Никто из потребителей, коим предназначен был этот мазут, взять его сам не мог, и Митрофан Иванович это хорошо знал. Тыл фронта оказал большую услугу: шесть с лишним тысяч тонн мазута были доставлены на заводы средствами флота. А много ли это? В довоенное время только одному из этих заводов мы поставляли по десяти тысяч тонн ежемесячно.
В начале 1942 года для обеспечения выполнения срочных производственных I заданий у некоторых заводов появились свои электрические блокстанции. Управление тылом КБФ передало нам для этих станций четыреста шестьдесят пять тонн солярового масла и дизельного топлива.
Часть этого топлива приходилось выкачивать даже из танков подводных лодок, зимовавших на Неве. Когда наш представитель прибыл в штаб бригады подводных лодок, чтобы обговорить порядок приемки топлива, командир бригады, заслуженный боевой офицер, отказался разговаривать с ним на эту тему и пригрозил при повторной явке арестовать его. Свои действия потом перед своим начальством он объяснил опасением, что с наступлением весны лодки не смогут выйти в море, чтобы топить врага… Но постановление Военного совета фронта было выполнено.
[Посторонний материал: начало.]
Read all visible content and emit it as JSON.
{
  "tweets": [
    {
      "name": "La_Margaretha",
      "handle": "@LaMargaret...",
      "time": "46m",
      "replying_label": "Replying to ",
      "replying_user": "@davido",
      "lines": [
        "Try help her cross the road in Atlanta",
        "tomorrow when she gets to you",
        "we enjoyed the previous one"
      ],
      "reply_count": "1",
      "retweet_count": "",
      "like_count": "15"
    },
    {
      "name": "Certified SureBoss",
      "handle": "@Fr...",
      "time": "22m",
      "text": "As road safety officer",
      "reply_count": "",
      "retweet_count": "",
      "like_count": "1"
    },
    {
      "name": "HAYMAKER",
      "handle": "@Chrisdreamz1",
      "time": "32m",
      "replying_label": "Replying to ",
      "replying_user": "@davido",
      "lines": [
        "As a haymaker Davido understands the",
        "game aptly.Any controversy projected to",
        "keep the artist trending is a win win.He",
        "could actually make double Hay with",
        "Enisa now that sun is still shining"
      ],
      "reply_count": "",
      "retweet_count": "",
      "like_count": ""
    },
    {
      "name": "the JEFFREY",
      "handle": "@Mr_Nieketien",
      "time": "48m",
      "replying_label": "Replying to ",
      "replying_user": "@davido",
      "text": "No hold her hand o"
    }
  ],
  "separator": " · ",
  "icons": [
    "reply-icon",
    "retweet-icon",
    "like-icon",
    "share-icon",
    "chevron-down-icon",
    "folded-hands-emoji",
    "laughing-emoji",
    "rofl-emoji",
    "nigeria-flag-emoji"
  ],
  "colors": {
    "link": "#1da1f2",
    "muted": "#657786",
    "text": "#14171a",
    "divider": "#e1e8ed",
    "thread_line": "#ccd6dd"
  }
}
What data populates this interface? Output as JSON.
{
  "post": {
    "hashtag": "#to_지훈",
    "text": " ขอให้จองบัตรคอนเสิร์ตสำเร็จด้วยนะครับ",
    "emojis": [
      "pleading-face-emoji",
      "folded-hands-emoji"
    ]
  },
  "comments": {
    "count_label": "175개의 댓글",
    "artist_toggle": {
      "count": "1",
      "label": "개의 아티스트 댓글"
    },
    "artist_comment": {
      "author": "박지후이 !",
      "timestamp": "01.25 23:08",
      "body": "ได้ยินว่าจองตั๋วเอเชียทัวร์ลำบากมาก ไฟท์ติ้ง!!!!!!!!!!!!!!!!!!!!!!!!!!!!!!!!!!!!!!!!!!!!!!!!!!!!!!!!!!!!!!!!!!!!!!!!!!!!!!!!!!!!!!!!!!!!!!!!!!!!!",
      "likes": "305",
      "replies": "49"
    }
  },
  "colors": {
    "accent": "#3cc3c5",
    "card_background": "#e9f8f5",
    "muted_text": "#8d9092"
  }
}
Автобензин с Большой земли перевозился по Дороге жизни, накапливался в емкостях фронтового склада горюче-смазочных материалов на берегу Ладоги, и в город, на нефтебазу «Ручьи», доставлялся по железной дороге. Времени для пробега цистерн по этому пути в мирное время требовалось несколько часов, а в зиму 1941/42 года железнодорожники затрачивали по несколько суток. В случаях, когда у железнодорожников не было возможности подать паровоз, мы обращались к военным, и на ветку нефтебазы цистерны продвигались паровозом бронепоезда, который часто после боевых операций отстаивался на станции вблизи базы.
На нефтебазе «Ручьи» бензин из цистерн выкачивался вручную. Электроэнергии не было и там. Для рабочих иногда отпускали в дополнение к пайку по карточкам концентраты, муку. Часто возникала необходимость зачистить металлические баки. Рабочим, выполнявшим эту работу при страшном морозе, выдавали по сто граммов водки и по тарелке горячей каши. Рабочих было мало, убыль их не восполнялась, но люди справлялись с порученным делом, и я не помню случая, чтобы по их вине не был обслужен потребитель.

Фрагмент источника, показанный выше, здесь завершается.